This is another attempt to speed up string merging. You want to read

the description of https://reviews.llvm.org/D27146 first.

In this patch, I took a different approach than the probabilistic

algorithm used in D27146. Here is the algorithm.

The original code has a single hash table to merge strings. Now we

have N hash tables where N is a parallelism (currently N=16).

We invoke N threads. Each thread knows its thread index I where

0 <= I < N. For each string S in a given string set, thread I adds S

to its own hash table only if hash(S) % N == I.

When all threads are done, there are N string tables with all

duplicated strings being merged.

There are pros and cons of this algorithm compared to the

probabilistic one.

Pros:

- It naturally produces deterministic output.
- Output is guaranteed to be the smallest.

Cons:

- Slower than the probabilistic algorithm due to the work it needs to do. N threads independently visit all strings, and because the number of mergeable strings it too large, even just skipping them is fairly expensive.

On the other hand, the probabilistic algorithm doesn't need to skip any element. - Unlike the probabilistic algorithm, it degrades performance if the number of available CPU core is smaller than N, because we now have more work to do in total than the original code.

We can fix this if we are able to know in some way about how many cores are idle.

Here are perf results. The probabilistic algorithm completed the same

task in 5.227 seconds, so this algorithm is slower than that.

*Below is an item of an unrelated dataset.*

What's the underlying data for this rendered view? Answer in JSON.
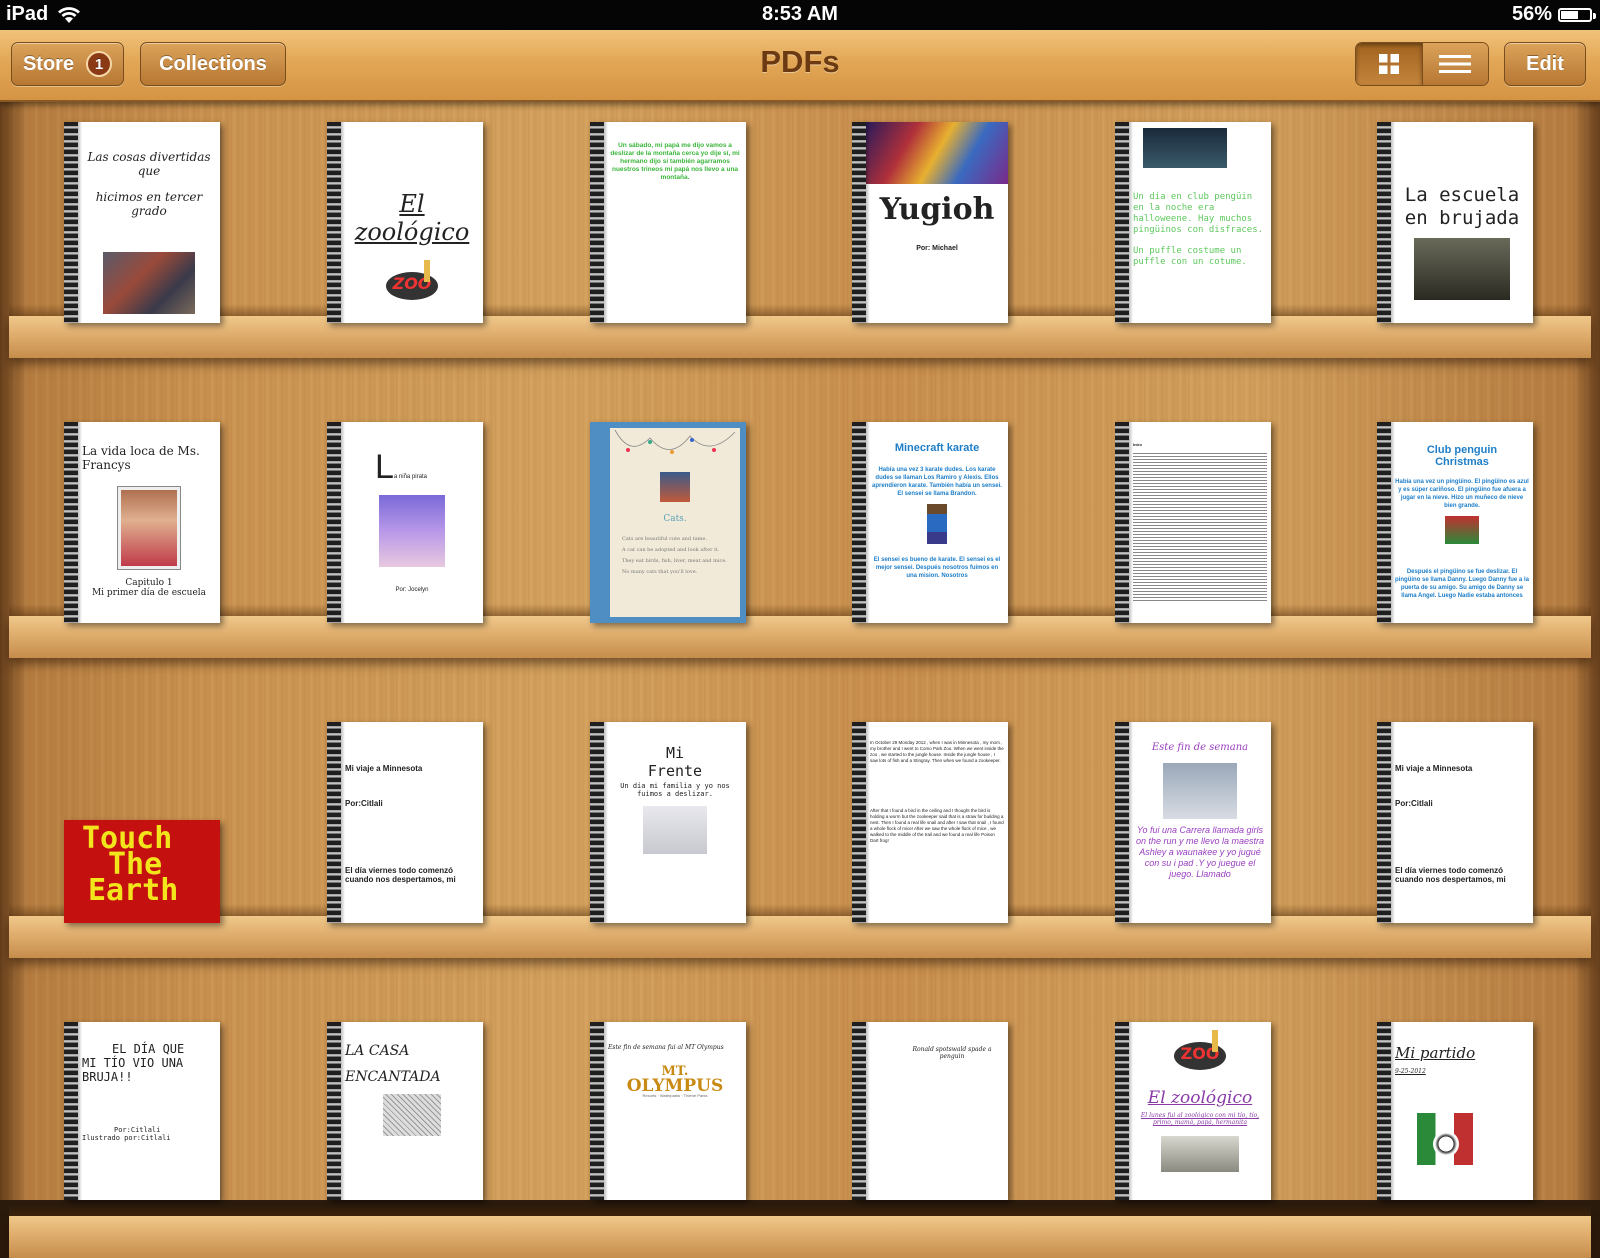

Before: 36095.759481 task-clock (msec) # 5.539 CPUs utilized ( +- 0.83% ) 191,033 context-switches # 0.005 M/sec ( +- 0.22% ) 8,194 cpu-migrations # 0.227 K/sec ( +- 12.24% ) 2,342,017 page-faults # 0.065 M/sec ( +- 0.06% ) 99,758,779,851 cycles # 2.764 GHz ( +- 0.79% ) 80,526,137,412 stalled-cycles-frontend # 80.72% frontend cycles idle ( +- 0.95% ) <not supported> stalled-cycles-backend 46,308,518,501 instructions # 0.46 insns per cycle # 1.74 stalled cycles per insn ( +- 0.12% ) 8,962,860,074 branches # 248.308 M/sec ( +- 0.17% ) 149,264,611 branch-misses # 1.67% of all branches ( +- 0.06% ) 6.517101649 seconds time elapsed ( +- 0.42% ) After: 45346.098328 task-clock (msec) # 8.002 CPUs utilized ( +- 0.77% ) 165,487 context-switches # 0.004 M/sec ( +- 0.24% ) 7,455 cpu-migrations # 0.164 K/sec ( +- 11.13% ) 2,347,870 page-faults # 0.052 M/sec ( +- 0.84% ) 125,725,992,168 cycles # 2.773 GHz ( +- 0.76% ) 96,550,047,016 stalled-cycles-frontend # 76.79% frontend cycles idle ( +- 0.89% ) <not supported> stalled-cycles-backend 79,847,589,597 instructions # 0.64 insns per cycle # 1.21 stalled cycles per insn ( +- 0.22% ) 13,569,202,477 branches # 299.236 M/sec ( +- 0.28% ) 200,343,507 branch-misses # 1.48% of all branches ( +- 0.16% ) 5.666585908 seconds time elapsed ( +- 0.67% )

To conclude, I lean towards the probabilistic algorithm if we can

make its output deterministic, since its faster in any sitaution

(except for pathetic inputs in which our assumption that most

duplicated strings are spread across inputs doesn't hold.)